Preferably, the 3D printing parameters are that the 3D bioprinter is programmed by using AutoCAD software, the printing parameters are designed according to the size of the nanofiber material, a printing nozzle is 0.8-1.0mm, the printing linear speed is 8-10 cm/min, the printing thickness is 1-2 mm, the number of printing layers is two, the printing temperature is 37 ℃, and the printing humidity is 60-70%.

Preferably, a drug may be further added to the spinning solution of step (1).

Preferably, the drug is a mixture of one or more of penicillin, amoxicillin, azithromycin, roxithromycin, oxytetracycline and tetracycline.

Preferably, the mass fraction of the drug is less than 3% based on DMF.

Preferably, the mass fraction of the PVP spinning solution in the step (1) is 16% based on the DMF.

Preferably, the swelling temperature in step (1) is 30 ℃ and the swelling time is 24 hours.

Preferably, the voltage in step (1) is 15kV, and the distance between the capillary and the collecting screen is 30 cm.

Preferably, the filtration in step (2) is performed by using a 100 μm filter screen.

Advantageous effects

The nano electrostatic spinning material prepared by the invention can utilize the combination of different spinning materials to reduce the human body rejection reaction to the maximum extent, has excellent air permeability and water absorption, is easy to be absorbed by the skin, is well attached to the skin, and can be directly manufactured on the surface of the skin. The material has very small diameter and good small size effect. The skin can absorb materials and simultaneously provide a bracket for the recovery growth of cells, so that the generation of scars is reduced;

drug-embedded electrospun material: the problem that the skin cannot use the medicine in a large area can be solved by embedding the antibiotics and the medicine for inhibiting the immune reaction in the electrostatic spinning material. Can well control the drug concentration and conveniently carry out multiple times of drug administration. And different drugs can be embedded according to actual conditions, and different concentrations can be embedded, so that large-area uniform administration can be realized.

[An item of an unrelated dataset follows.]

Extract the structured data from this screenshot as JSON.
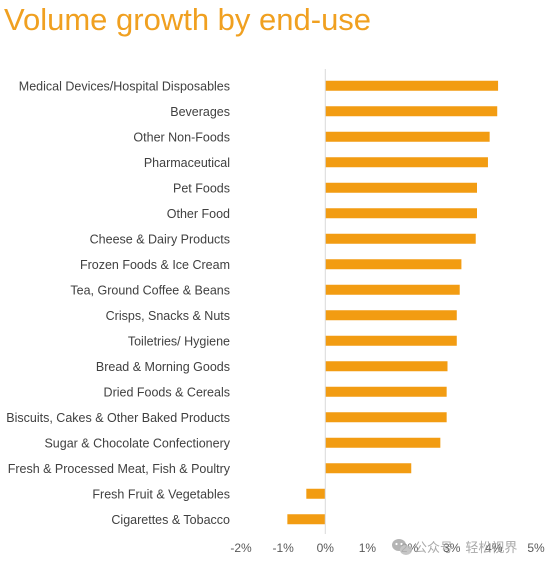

The cell culture technique has a very slow cell growth rate in the body skin, and is likely to cause a series of problems such as infection of the wound surface. The number of epidermal cells can be increased in geometric multiple by using a cell culture technology, and the cultured cells can act on the wound surface of a patient by using the technology for multiple times to promote the healing of the wound surface;

3D printing technology: the cultured cell culture solution is used as biological ink to print on the surface of the drug-embedded electrostatic spinning material, so that the cell concentration and the cell arrangement can be well controlled, scars can be beautified, and the healing of wound surfaces is accelerated.

Drawings

FIG. 1 shows that for nano electrostatic spinning materials prepared under different PVP concentrations, the concentration of PVP is 6% for A, 8% for B, 16% for C and 18% for D;

FIG. 2 shows that the voltage A of the nano electrostatic spinning material prepared under different voltages is 12kv, the voltage B is 16kv, the voltage C is 20kv, and the voltage D is 22 kv;

FIG. 3 shows that the distance between the capillary and the collecting screen is different, A is 15cm, B is 20cm, C is 25cm, and D is 28 cm;

FIG. 4 shows the nano-electrospinning materials prepared with or without drugs, wherein A, B, and C are the nano-electrospinning materials prepared under the conditions of examples 1,2, and 3, respectively, and D, E, and F are the nano-electrospinning materials prepared under the conditions of examples 4,5, and 6, respectively.

Detailed Description

The high polymer PVP used in the following examples was produced by Roche Negro Tech technologies, Inc.